The central coast has 13 artificial reefs, which attract a wide variety of fish (mostly schooling fish) and offer some exciting fishing, especially since the GPS coordinates are readily available from the South Carolina Department of Natural Resources. One of the most popular reefs near this departure point is about 12 miles out of the Charleston Harbor.
The Charleston 60' reef has many underwater structures including barges and army vehicles. If you are taking a boat out on your own, there are many places to launch in Charleston, and the artificial reefs are ideal locations to explore.
If your deep sea fishing outing is a bust (it happens) due to weather, you will not be bored in Charleston. This historic town has many attractions and recreational opportunities, like plantations to tour. Be sure to check out the culinary scene and kick back with a traditional low country boil.
3. Beaufort/Hilton Head
There are two main options for deep sea fishing departures on the southern coast of South Carolina. Beaufort and Hilton Head Island are less than an hour apart, and both offer ample lodging and fishing charters for anglers.
If you are launching your own vessel, there are many launch points in both cities, as well as close-to-shore locations for fishing with rocky bottoms and ledges that attract a variety of species. You will have no problem finding a reputable deep sea fishing charter from either location. Many of the charter captains have worked the region for decades and offer a variety of trips to suit your skill level and interest.
Anglers enjoy the spring offshore action from the southern coast for species like red snapper and grouper. Summertime (July-August) brings in anglers to target sailfish that peak in the Gulf Stream, which is 60 to 80 miles offshore. Summer is also ideal for dolphin and barracuda.
When waters start to cool in the fall, anglers can target king mackerel, amberjack, and flounder offshore, as well as red drum close to the coastline. Winter angling success follows suit pretty evenly along the coast, with more limited options for species and catches.
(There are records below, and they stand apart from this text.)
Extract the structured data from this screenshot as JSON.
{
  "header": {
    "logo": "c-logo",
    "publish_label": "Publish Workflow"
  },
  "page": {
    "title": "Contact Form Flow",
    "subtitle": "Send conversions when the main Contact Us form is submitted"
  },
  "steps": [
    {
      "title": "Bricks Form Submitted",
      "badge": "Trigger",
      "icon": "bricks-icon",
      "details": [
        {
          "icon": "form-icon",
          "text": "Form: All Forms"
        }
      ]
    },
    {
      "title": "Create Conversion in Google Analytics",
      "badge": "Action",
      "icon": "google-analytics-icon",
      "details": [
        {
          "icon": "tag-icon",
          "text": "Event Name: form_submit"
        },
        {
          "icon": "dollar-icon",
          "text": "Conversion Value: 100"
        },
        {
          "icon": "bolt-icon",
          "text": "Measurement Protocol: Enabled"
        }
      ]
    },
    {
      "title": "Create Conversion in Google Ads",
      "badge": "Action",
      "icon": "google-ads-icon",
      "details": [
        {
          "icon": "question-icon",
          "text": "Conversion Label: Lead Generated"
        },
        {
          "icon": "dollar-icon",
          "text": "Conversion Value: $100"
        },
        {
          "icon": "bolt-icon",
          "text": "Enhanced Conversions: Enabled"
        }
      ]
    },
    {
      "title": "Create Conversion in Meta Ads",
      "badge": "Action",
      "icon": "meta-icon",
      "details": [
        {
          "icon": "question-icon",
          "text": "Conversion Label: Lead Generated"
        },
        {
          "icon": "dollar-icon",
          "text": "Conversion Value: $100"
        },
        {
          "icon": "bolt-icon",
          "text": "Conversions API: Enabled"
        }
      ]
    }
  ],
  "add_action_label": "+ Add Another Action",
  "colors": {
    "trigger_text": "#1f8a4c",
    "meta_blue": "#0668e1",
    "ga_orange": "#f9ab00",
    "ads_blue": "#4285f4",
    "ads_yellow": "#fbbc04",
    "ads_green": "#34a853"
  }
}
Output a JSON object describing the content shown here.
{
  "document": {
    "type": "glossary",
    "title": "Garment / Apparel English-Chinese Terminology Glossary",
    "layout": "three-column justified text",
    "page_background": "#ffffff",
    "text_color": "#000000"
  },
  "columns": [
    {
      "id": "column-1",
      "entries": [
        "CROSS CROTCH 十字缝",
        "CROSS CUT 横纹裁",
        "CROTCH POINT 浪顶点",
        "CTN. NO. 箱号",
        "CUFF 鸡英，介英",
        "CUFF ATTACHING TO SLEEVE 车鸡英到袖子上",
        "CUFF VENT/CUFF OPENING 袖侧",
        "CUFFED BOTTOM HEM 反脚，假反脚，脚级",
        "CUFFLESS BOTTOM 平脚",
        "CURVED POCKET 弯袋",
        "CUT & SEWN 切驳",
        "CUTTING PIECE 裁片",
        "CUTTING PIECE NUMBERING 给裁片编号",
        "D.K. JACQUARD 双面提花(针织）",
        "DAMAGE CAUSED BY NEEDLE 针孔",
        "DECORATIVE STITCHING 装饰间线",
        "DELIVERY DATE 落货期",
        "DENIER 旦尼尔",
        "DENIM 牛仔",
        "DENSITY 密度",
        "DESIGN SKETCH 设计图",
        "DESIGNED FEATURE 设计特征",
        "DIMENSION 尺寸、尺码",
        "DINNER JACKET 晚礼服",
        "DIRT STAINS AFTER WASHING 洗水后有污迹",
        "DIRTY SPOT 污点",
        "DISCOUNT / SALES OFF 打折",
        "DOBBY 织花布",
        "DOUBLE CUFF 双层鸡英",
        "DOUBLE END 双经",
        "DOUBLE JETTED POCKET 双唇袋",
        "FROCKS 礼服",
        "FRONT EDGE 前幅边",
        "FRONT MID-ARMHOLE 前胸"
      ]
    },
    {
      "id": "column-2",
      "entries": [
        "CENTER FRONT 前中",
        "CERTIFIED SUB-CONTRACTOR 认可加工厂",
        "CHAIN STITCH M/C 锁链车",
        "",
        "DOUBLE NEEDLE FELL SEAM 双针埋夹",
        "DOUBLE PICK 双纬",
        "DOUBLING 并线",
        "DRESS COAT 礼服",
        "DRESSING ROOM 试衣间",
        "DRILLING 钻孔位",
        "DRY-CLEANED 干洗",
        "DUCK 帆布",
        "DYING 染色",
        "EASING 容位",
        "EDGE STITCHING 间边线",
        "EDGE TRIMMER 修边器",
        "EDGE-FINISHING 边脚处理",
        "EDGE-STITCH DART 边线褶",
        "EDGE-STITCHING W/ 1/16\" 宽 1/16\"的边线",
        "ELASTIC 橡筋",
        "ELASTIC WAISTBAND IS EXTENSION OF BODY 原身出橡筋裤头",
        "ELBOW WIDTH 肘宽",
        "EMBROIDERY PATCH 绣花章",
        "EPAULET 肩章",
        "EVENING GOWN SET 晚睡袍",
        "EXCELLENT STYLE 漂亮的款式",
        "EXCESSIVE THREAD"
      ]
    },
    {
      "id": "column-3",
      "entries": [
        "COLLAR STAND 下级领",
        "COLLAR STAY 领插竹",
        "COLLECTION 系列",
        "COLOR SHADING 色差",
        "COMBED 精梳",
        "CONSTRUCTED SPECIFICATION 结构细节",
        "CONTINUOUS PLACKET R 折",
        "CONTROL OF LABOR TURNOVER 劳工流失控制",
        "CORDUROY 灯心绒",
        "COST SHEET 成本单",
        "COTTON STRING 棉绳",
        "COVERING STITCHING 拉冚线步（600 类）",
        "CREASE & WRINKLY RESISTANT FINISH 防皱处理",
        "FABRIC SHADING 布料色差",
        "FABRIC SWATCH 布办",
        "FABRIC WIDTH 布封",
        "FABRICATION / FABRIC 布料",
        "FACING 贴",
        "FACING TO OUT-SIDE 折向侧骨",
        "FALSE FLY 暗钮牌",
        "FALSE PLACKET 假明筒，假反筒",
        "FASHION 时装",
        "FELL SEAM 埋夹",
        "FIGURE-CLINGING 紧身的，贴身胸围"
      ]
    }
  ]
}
There are 11 artificial reefs in the southern region that are easy spots to target if you want to try your luck for a mixed bag of species. If you are staying in Beaufort, wind down from your fishing holiday with the laid-back friendliness of the locals in the historic seaside town. If Hilton Head Island is your home base, be sure to leave a little post-fishing time to enjoy some of the local tourist attractions.
4. Murrells Inlet
Another popular deep sea departure point in South Carolina is at Murrells Inlet, especially for the serious anglers who are ready for aggressive trips 60-plus miles offshore. If you come to Murrells Inlet for a lifetime fishing experience, it is best to book a full-day charter to have enough time to get to the right water and tangle with species like sailfish, cobia, mahi-mahi, wahoo, King mackerel, and sharks.
In between the big bites, your captain might set up to jig for amberjacks, grouper, porgies, triggerfish, and grunts lingering in depths of 150 to 250 feet for bait coming from the Gulf Stream.
As with other South Carolina offshore fishing, summer months are your best times for fishing, as the warmer water suits species like grouper, snapper, tarpon and mahi-mahi. Late summer is when sailfish are on the move, and by the fall and winter months that bite gives way to species like amberjack and wahoo. In the spring, you can target wahoo and blackfin tuna, tarpon, and shark.
Most anglers and captains like to have a back-up plan, and that is something that Murrells Inlet offers if offshore waters are not suitable on your booked charter day. There is great inshore fishing for redfish, black drum, and speckled trout.